È brutto dirlo, ma negli ultimi venti anni in Italia quasi tutto è peggiorato. Prendete una graduatoria qualsiasi: la produttività, la libertà di stampa, il potere d’acquisto, la pressione fiscale, la spesa pubblica, la burocrazia, la disparità nelle retribuzioni. Persino la quota di mercato nel turismo. Per dire: l’Italia è l’unico Paese europeo nel quale il Pil procapite è diminuito negli ultimi 15 anni, mentre in tutti (tutti!) gli altri cresceva, dal 22 per cento della Germania all’8 per cento della Spagna, al due e qualchecosa della Grecia (la Grecia?), poco ma pur sempre positivo. Peggio, peggio, peggio.
Capito? Altro che crisi. La crisi c’è stata per tutti: ma se l’Italia perde posizioni in ogni campo non è per colpa della crisi, ma per come la crisi ci ha trovati: impreparati, indebitati e immobili (le vere “tre i”, altro che quelle – inapplicate – della propaganda berlusconiana!). È un gran peccato, perché in questi vent’anni le occasioni non sono mancate: ci sono stati due cicli economici e borsistici tutto sommato espansivi (1996-2001 e 2002-2008), veri eldorado rispetto alla lunghissima recessione in cui viviamo da cinque anni. Ma li abbiamo usati male, senza fare quelle riforme economiche e amministrative che andrebbero fatte quando l’economia cresce e che ora si cerca di fare (male e timidamente) con poche risorse e quindi con pochissima efficacia e molto disagio sociale.

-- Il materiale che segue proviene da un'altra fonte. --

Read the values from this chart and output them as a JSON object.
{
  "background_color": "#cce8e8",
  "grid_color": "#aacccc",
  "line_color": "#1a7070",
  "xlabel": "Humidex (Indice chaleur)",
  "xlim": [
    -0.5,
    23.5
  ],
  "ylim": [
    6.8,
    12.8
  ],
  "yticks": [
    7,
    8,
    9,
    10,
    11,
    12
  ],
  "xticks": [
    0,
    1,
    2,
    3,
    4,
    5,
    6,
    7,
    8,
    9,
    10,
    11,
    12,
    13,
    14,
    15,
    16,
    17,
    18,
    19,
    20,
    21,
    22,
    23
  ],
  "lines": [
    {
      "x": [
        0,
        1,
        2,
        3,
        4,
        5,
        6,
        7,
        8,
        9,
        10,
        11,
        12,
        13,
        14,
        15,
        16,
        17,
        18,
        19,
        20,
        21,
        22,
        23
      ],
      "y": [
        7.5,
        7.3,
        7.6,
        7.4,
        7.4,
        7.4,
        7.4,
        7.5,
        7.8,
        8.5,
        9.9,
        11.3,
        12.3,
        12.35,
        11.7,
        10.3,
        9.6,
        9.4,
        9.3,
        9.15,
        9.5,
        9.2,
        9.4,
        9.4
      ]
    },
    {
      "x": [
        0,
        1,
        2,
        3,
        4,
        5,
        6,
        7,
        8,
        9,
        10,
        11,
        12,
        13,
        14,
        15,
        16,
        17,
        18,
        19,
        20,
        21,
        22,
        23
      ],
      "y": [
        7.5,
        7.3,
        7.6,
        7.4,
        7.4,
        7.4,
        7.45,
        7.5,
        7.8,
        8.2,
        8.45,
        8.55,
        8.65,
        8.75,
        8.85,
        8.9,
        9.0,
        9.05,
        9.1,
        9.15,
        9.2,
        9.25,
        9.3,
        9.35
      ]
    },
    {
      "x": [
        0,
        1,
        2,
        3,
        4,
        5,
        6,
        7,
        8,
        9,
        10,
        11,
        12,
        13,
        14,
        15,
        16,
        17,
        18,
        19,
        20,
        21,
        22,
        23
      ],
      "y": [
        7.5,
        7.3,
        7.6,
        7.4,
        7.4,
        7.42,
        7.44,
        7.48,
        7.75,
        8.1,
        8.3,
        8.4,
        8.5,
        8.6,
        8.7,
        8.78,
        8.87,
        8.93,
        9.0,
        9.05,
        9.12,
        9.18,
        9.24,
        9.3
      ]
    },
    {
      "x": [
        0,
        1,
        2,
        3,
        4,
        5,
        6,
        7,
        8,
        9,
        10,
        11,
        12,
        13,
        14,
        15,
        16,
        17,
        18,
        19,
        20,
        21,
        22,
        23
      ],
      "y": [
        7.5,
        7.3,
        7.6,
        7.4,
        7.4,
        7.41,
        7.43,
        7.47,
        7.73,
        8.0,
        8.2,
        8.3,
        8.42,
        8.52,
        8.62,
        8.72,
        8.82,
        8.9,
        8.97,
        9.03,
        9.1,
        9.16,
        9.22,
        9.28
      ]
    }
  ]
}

Ora: Silvio Berlusconi (che in questi 20 anni ha governato più di tutti, talvolta con maggioranze molto ampie) ha lanciato il suo nuovo partito, Forza Italia. Come nel ’93. Un incubo degno di “Ricomincio da capo” (il film con Bill Murray inviato a seguire il giorno della marmotta), se non da “Notte dei morti viventi”. Ma perché Berlusconi, certamente dotato di intuito politico, non si avvede dei rischi di proporre all’Italia di tornare indietro di vent’anni, vent’anni peraltro di cui andare pochissimo fieri?
Probabilmente perché Berlusconi – ossessionato dal mito del corpo, della giovinezza, della bellezza, come dimostra il suo pesante make-up che ormai lo rende simile a una mummia – vent’anni fa era più giovane di vent’anni. Poi perché il rilancio di Forza Italia suffraga il mito (falso) del “Berlusconi del ‘94”, cioè di un Berlusconi rivoluzionario e liberale, che tuttavia non si è mai visto: il Berlusconi vero si presentò con il tentativo di piazzare Previti alla Giustizia (andò poi alla Difesa) e con il decreto “salvaladri” a firma del ministro Biondi. Infine perché questi vent’anni per Berlusconi sono stati estremamente proficui: ha salvato le sue aziende, che nel ’94 – malgrado gli aiuti politici ben oltre i limiti del regolamento – erano oberate di debiti, di fatto di proprietà delle banche, le quali avevano imposto Franco Tatò alla guida di Fininvest, alla faccia dell’altro mito, quello del Berlusconi bravo imprenditore.
Per tutto questo, forse. E poi perché non sa andare da nessun’altra parte. Perché non ha (non ha mai avuto?) alcuna idea politica che non fosse inveire contro i giudici e i comunisti. Perché, abilissimo campaigner, quando gli è toccato governare non lo ha saputo fare, a parte la nutrita serie di leggi ad se ipsum.
Allora prova a trascinarci nel passato, in una replica del suo rovinoso ventennio. Ma a metterci in guardia dovrebbe essere il fatto stesso che lo proponga. Rilanciando Forza Italia, in realtà Silvio Berlusconi firma la resa, dichiara di non avere alcuna idea sul futuro: fa, insomma, il più chiaro dei coming out, dicendoci in modo inequivocabile: “Non ascoltatemi. Sono un morto che cammina. Scappate”.